The books were originally named just 'Aldous', but in 1967 it was renamed to the Aldous Books Series. Dolphin Books were also a series of books published by the publisher of Aldous Bonier in the 1960s, 70s, and 80s. This collection included new translations as well as new versions of previous translations, Swedish literature, works of Nobel laureates in literature, writers of detective novels, short stories, poetry, and theatre scripts.

In 1961, Gedin became the owner and publisher of Wisterand and Walstrom's publications. He worked at Gedin Publication between the years 1987 to 1998. Over the years, he had learned and worked hard in the book industry.

He worked as a member of the board of directors in the Swedish Magazine Publishers Association from the years 1967 to 1979 and became the chairman of the association in the years of 1992–1993.

==Awards and Favors==
In the years 1990–1993, he won the creativity for the August Award. The August Award is an annual Swedish literary award. The award is awarded to the Swedish New Year Book Publishers by the Swedish Publishers Association established since 1989. From 1992, the prize was awarded and given to three types of stories. The legal books, books for children, and adolescents’ books. This method of awarding was created and initiative by Per I. Gedin. In 1999, he was nominated as PhD in philosophy from the Stockholm University and in 2012 he received the Övralid Award.

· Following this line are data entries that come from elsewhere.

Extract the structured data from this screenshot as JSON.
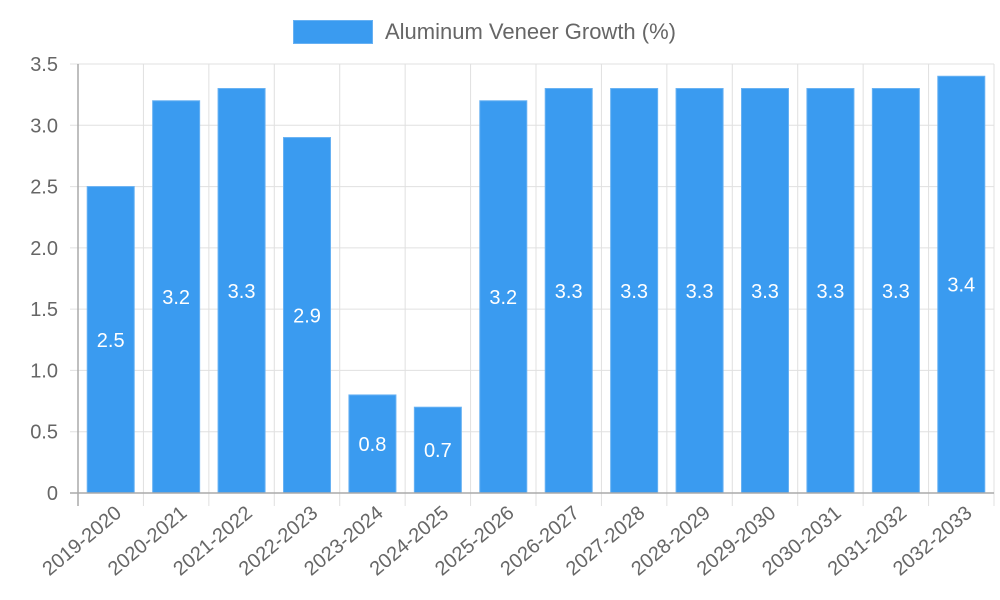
{
  "legend": {
    "label": "Aluminum Veneer Growth (%)",
    "color": "#3a9bf0"
  },
  "chart_data": {
    "type": "bar",
    "title": "",
    "xlabel": "",
    "ylabel": "",
    "legend": [
      "Aluminum Veneer Growth (%)"
    ],
    "legend_position": "top",
    "grid": true,
    "ylim": [
      0,
      3.5
    ],
    "yticks": [
      "0",
      "0.5",
      "1.0",
      "1.5",
      "2.0",
      "2.5",
      "3.0",
      "3.5"
    ],
    "categories": [
      "2019-2020",
      "2020-2021",
      "2021-2022",
      "2022-2023",
      "2023-2024",
      "2024-2025",
      "2025-2026",
      "2026-2027",
      "2027-2028",
      "2028-2029",
      "2029-2030",
      "2030-2031",
      "2031-2032",
      "2032-2033"
    ],
    "series": [
      {
        "name": "Aluminum Veneer Growth (%)",
        "color": "#3a9bf0",
        "values": [
          2.5,
          3.2,
          3.3,
          2.9,
          0.8,
          0.7,
          3.2,
          3.3,
          3.3,
          3.3,
          3.3,
          3.3,
          3.3,
          3.4
        ]
      }
    ],
    "data_labels": [
      "2.5",
      "3.2",
      "3.3",
      "2.9",
      "0.8",
      "0.7",
      "3.2",
      "3.3",
      "3.3",
      "3.3",
      "3.3",
      "3.3",
      "3.3",
      "3.4"
    ]
  }
}
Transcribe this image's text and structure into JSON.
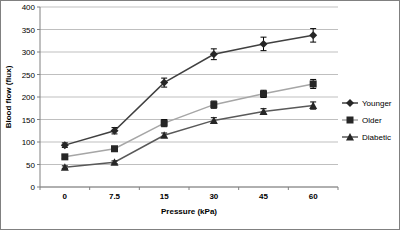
{
  "chart_data": {
    "type": "line",
    "x_label": "Pressure (kPa)",
    "y_label": "Blood flow (flux)",
    "categories": [
      "0",
      "7.5",
      "15",
      "30",
      "45",
      "60"
    ],
    "series": [
      {
        "name": "Younger",
        "color": "#404040",
        "marker": "diamond",
        "values": [
          93,
          125,
          232,
          295,
          318,
          337
        ],
        "errors": [
          5,
          7,
          10,
          12,
          15,
          15
        ]
      },
      {
        "name": "Older",
        "color": "#a6a6a6",
        "marker": "square",
        "values": [
          67,
          85,
          142,
          183,
          207,
          229
        ],
        "errors": [
          4,
          5,
          8,
          8,
          8,
          10
        ]
      },
      {
        "name": "Diabetic",
        "color": "#595959",
        "marker": "triangle",
        "values": [
          44,
          55,
          115,
          148,
          168,
          181
        ],
        "errors": [
          3,
          3,
          5,
          6,
          6,
          8
        ]
      }
    ],
    "ylim": [
      0,
      400
    ],
    "yticks": [
      0,
      50,
      100,
      150,
      200,
      250,
      300,
      350,
      400
    ],
    "grid": true,
    "legend": "right"
  }
}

The Övralid Award is a literary award given by the Övralid Foundation since 1945, in partnership with the Heidenstamsällskapet.

==Activities==

Among his responsibilities we can recognize the Universal Pen Club in 1974–1967, Moon Book (A subsidiary of the Bonair Group) from 1973 to 2006, and pocket bookstores in 1992–2004. He was the chairman of the board of directors and Lead Partner from 2006 to 2011. In 1999 and after, Gedin worked mainly as a writer. He wrote books about Verner von Heidenstam, Karl Otto Bonnier, Carl Larsson, and Isaac Grünewald.

In 2013, he was chosen as the honorary member of the Heidenstam Society.